It’s date night! Instead of growing through all the trouble of cooking, booking a reservation, or even finding someone to go out with, why not just pour a glass of wine and settle down with the best lovers of all: books! Here are my picks for your date night tonight. Feel free to share your picks in the comments!
- Saving CeeCee Honeycutt by Beth Hoffman: Warm, inviting, and comforting, this book is a cozy chair to come home to after a long day.

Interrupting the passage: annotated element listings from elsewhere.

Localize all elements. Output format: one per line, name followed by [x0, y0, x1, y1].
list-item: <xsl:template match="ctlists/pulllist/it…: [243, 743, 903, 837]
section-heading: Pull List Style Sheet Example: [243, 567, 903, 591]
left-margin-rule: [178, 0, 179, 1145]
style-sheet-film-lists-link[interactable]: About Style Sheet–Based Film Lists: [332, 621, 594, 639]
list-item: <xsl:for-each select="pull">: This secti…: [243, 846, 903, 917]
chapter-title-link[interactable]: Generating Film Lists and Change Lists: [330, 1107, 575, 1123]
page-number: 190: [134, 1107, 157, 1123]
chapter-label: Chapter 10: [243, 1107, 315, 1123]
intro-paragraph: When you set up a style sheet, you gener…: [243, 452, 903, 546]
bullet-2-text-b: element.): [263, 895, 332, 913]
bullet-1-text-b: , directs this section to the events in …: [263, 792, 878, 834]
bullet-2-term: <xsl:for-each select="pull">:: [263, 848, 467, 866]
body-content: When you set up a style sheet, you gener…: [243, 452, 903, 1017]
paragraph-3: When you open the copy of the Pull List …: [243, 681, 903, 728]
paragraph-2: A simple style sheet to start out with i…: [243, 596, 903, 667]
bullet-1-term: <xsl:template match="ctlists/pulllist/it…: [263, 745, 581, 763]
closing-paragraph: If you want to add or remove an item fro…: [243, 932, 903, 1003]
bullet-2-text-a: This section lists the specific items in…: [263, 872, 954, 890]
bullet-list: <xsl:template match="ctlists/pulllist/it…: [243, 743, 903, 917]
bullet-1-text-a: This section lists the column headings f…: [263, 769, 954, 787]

Laugh, cry, and exercise your parental instincts as you watch CeeCee grow and come to terms with her past and future.
- Balzac and the Little Chinese Seamstress by Dai Sijie: With more than a dash of daring and quiet hints of mystery, reading this book is like conversing with truth, fear, power, and resounding determination. Not a bad way to spend a night, if you ask me.
- The Samurai’s Garden by Gail Tsukiyami: This book is sweet and quiet, with notes of a haunting but beautiful sadness. Curl up together and watch the rain run down your window while you ponder the meaning of love and solitude.
- Les Miserables by Victor Hugo (the Norman Denny translation): If you’re looking for a long-term relationship, look no further than this sensitive but troubled French love. If you want to dive into questions of good and evil, the meaning of love and coincidence, and a world of immensely beautiful imagery, this is the book for you.
- Unspeakable Things by Kathleen Spivak: You’re serious sometimes, maybe a bit weird, and you’re looking for some dark eroticism; I get it, there’s no judgment here. If you’re not afraid of being confronted with the dark and twisted side of human sexuality, take a risk with this book. Everybody’s got to date a troublemaker once and a while, and this one is fearless.
- Code Name Verity by Elizabeth Wein: Bold, sassy, and full of honesty, the friendship you develop with this book will tug at you deep down where it matters. Filled with intrigue and some captivating storytelling, this book is down-to-Earth in all the right ways.
- Wuthering Heights by Emily Bronte: Are you sometimes overwhelmed by the intensity of your emotions? Do you tend to love the wrong person? If you do, you’ll find a kindred spirit in this classic tale of destructive love and passion gone wrong.